Çınar Çığ ağabeyimizi çok sevdiği kentinde sevgi ve saygıyla anıyorum. Ruhu şad olsun.
AKDENİZ’İN İZMİRLİ AŞIĞI:
ERDOĞAN ÇOKDURU
“Sen bir şarkısın rüzgârların getirdiği
Belki de bir rüzgârsın, şarkı söyleyen…” demişti şairimiz.

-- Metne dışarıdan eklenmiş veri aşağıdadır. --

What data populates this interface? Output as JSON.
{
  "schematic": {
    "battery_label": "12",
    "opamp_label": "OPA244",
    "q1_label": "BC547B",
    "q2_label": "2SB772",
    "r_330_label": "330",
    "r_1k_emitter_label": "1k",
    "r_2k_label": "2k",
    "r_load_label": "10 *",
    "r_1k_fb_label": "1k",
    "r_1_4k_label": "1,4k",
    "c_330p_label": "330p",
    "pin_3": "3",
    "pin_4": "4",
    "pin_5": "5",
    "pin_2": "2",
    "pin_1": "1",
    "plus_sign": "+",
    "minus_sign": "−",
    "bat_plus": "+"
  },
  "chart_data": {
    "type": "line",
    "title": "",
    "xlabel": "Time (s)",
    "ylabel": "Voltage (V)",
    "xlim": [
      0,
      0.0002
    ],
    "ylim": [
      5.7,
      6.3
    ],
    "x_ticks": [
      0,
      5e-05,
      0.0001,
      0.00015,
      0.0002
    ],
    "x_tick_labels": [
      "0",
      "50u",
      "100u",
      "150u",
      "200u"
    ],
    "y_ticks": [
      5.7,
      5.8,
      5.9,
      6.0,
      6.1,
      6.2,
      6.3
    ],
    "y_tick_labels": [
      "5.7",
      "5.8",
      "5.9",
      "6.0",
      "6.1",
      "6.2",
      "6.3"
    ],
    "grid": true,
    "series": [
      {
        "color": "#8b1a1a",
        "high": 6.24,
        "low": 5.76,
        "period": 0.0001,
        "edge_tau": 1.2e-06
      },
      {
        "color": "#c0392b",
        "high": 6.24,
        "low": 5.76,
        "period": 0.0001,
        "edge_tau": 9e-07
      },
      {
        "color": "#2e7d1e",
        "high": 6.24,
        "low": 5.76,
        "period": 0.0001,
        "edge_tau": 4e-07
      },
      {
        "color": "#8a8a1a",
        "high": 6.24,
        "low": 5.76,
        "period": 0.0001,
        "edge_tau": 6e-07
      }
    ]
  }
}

Erdoğan Çokduru 1937 yılında Marmaris’te doğan, ama adı her zaman İzmir ile birlikte anılan bir şaiirdi. Havacı Albay olan Çokduru, yaşamı boyunca şiiri bir nefes gibi soludu. İzmir Radyosu’nda okunan eserlerinden, şehir matinelerinde yankılanan dizelerine kadar her yerde onun izleri vardı. O’nu İzmir ile bütünleştiren en bilinen şiirlerinden biri Akdeniz’in aşkını bitkilerle anlattığı ‘Bitkilerin Aşkı’ oldu:
“Güzelyalı'dan bir okaliptüs,
Bir palmiyeye vurulmuş Karşıyaka'dan.
Gelgelelim arada koskoca deniz;
Ah palmiye, ah okaliptüs!”
Bu kısa ama derin dörtlük, iki bitki arasındaki uzaklığı, Akdeniz esintisiyle sarmalanmış bir aşk hikâyesine dönüştürür. Onun şiirleri, sade ve dolaysız anlatımıyla ezbere okunur, şehirde yankı bulurdu. Bu dizeler O’nun İzmir aidiyetini bütün ömrüne yaydı.
Erdoğan Çokduru’yu 1999 yılında yitirdik. Ne yazık ki şairlerin genelde ölümlerinden sonra keşfedildiği bu ülkede, ben de onun adını hafızama ölümünden sonra kaydedebildim. En azından bu güzel şairi yıllar sonra anmakla, O’na karşı vefa borcumu ödediğimi düşünüyorum. O’nu yine bize en iyi anlatacak, kentimizin bu alandaki hafızasına yazdıklarıyla ciddi katkıda bulunan rahmetli Şadan Gökovalı’nın yazdıkları olur. Bu nedenle Erdoğan Çokduru’yu bize tanıttığı bir yazısından bölümleri sizinle paylaşıyorum:
NE SÖYLESE ŞİİR
“1960'lar, İzmir’de şiirin altın yılları. Hemen her cumartesi Konak'ta, Bornova'da, Karşıyaka'da, Güzelyalı'da hınca hınç dolu salonlarda şiir matineleri düzenleniyor.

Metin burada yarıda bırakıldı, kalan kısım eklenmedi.